Haar boek begint in de winter – ‘De botten van de bergen steken uit (…)’ – en eindigt een jaar later.

 

Ambitieus

 

‘Pelgrim langs Tinker Creek’ is een rijk boek vol feitjes, overpeinzingen, metafysische bespiegelingen. Dillard zoemt in en uit,wat je soms laat duizelen. Het best leg je dit boek eens opzij om naar buiten te trekken, te kijken of na te denken. Hierover bijvoorbeeld: een schildpad kan onder water zuurstof naar binnen krijgen. ‘Met zijn achterlijf zuigt hij water in zijn brede cloaca, zijn poepgat. Daar wordt de zuurstof via gevoelig weefsel rechtstreeks zijn bloed in gefilterd, net als bij kieuwen. Dan perst de schildpad het water naar buiten en zuigt een nieuwe lading op.’

Dillard schrijft over de textuur van licht, over schaduwen. Haar aandacht gaat uit naar reuzenwaterwantsen bidsprinkhanen, slangen. Haar toon is enthousiast, zoals hier: ‘Wat zou ik al niet kunnen als ik de macht en wilskracht van een mol had!’ Soms klinkt ze hoogdravend: ‘Ik wist niet, ik heb nooit geweten, welke Geest het is die in mijn longen afdaalt en als een opvliegende arend naast mijn hart klappert.’
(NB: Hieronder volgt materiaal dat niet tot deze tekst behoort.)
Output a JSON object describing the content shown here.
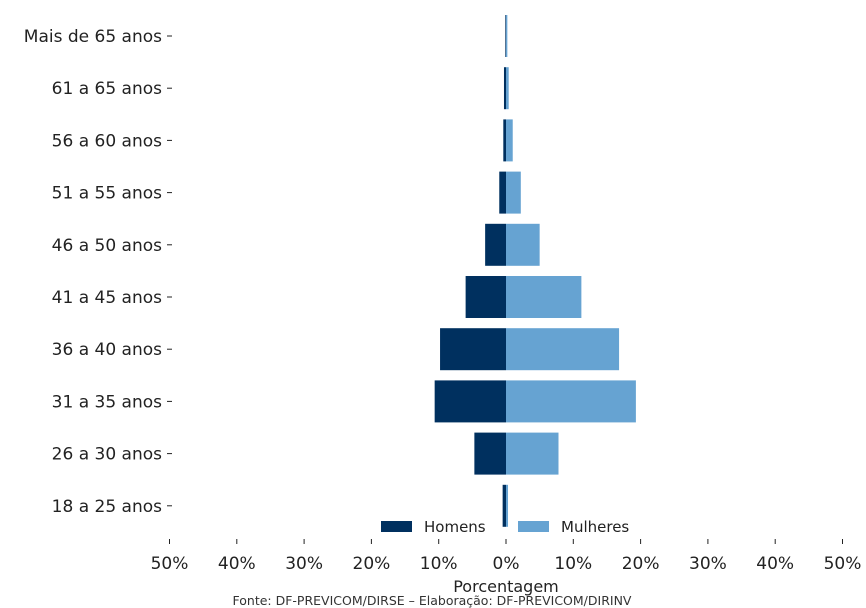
{
  "chart_data": {
    "type": "bar",
    "orientation": "horizontal",
    "layout": "population-pyramid",
    "categories": [
      "Mais de 65 anos",
      "61 a 65 anos",
      "56 a 60 anos",
      "51 a 55 anos",
      "46 a 50 anos",
      "41 a 45 anos",
      "36 a 40 anos",
      "31 a 35 anos",
      "26 a 30 anos",
      "18 a 25 anos"
    ],
    "series": [
      {
        "name": "Homens",
        "color": "#00305f",
        "values": [
          0.1,
          0.3,
          0.4,
          1.0,
          3.1,
          6.0,
          9.8,
          10.6,
          4.7,
          0.5
        ]
      },
      {
        "name": "Mulheres",
        "color": "#66a3d2",
        "values": [
          0.2,
          0.4,
          1.0,
          2.2,
          5.0,
          11.2,
          16.8,
          19.3,
          7.8,
          0.3
        ]
      }
    ],
    "xlim": [
      -50,
      50
    ],
    "xticks": [
      -50,
      -40,
      -30,
      -20,
      -10,
      0,
      10,
      20,
      30,
      40,
      50
    ],
    "xtick_labels": [
      "50%",
      "40%",
      "30%",
      "20%",
      "10%",
      "0%",
      "10%",
      "20%",
      "30%",
      "40%",
      "50%"
    ],
    "xlabel": "Porcentagem",
    "ylabel": "",
    "grid": false,
    "legend_position": "bottom-center",
    "source_note": "Fonte: DF-PREVICOM/DIRSE – Elaboração: DF-PREVICOM/DIRINV"
  }
}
De inzet van deze gelovige schrijfster is aanzienlijk. Ze wil niet alleen kijken, maar ook doorgronden. Het mysterie van de schepping, daar is het haar uiteindelijk om te doen. Het eerste deel is een lofzang op de uitbundigheid van de natuur. Vanaf het midden kijkt Dillard met een somberdere bril. Het verhaal van de natuur is er ook een van gruwelijke verspilling, vindt ze. Waartoe dient dat dwangmatig voortplanten toch? Gaat het om leven scheppen of om dood scheppen? Het gonst hier van de verhalen over beestjes die hun soortgenoten opeten. Dillard laat zien dat de mens, dat teerhuidige wezen zonder schild of schubben, op de lange termijn veel minder taai is dan de beestjes die hij onnadenkend vertrappelt. Dit tweede deel is duister en confronterend. Het slothoofdstuk is dan weer optimistischer.
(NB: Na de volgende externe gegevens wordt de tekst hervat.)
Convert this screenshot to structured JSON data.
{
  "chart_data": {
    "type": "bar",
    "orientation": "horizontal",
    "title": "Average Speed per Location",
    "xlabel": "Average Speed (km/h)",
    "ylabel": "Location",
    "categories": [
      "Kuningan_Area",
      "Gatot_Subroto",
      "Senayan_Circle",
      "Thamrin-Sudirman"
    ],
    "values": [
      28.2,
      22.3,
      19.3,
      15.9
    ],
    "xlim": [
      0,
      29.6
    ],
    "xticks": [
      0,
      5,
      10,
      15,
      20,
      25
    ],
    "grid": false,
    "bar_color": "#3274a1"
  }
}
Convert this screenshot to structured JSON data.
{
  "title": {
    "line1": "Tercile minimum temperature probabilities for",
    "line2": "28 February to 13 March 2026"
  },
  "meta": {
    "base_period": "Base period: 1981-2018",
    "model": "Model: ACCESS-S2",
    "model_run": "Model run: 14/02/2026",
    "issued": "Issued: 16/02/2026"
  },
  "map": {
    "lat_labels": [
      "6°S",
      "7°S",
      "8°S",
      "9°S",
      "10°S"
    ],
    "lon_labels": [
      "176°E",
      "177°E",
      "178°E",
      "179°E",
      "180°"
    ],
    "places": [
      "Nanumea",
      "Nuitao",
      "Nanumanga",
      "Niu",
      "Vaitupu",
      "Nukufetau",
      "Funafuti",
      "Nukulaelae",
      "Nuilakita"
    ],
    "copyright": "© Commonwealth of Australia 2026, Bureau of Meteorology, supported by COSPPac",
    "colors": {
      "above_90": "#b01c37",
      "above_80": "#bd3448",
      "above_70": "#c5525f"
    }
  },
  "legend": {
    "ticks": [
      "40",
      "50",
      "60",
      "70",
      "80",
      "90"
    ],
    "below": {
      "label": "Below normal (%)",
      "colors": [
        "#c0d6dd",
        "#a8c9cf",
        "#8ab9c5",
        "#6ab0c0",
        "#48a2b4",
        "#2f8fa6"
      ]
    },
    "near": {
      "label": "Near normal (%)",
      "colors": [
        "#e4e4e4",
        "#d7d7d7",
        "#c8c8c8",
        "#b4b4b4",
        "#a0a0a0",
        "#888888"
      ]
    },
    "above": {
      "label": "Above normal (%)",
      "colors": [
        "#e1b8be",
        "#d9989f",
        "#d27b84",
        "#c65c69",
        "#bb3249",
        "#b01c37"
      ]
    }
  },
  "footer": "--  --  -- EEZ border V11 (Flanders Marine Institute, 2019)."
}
Dillard is geen wetenschapper. Ze heeft wel massa’s gelezen over dieren en planten. Ze put uit het werk van vogel- en insectenkenners, uit de brieven van Van Gogh, uit Heraclitus. Haar stem is associatief, zelfverzekerd. Ze wijkt soms uit naar vroeger, naar elders, om dan weer uit te komen bij haar favoriete boomstam aan Tinker Creek.

 

****

 

Annie Dillard – Pelgrim langs Tinker Creek – Atlas Contact – vertaald door Henny Corver – 319 blz.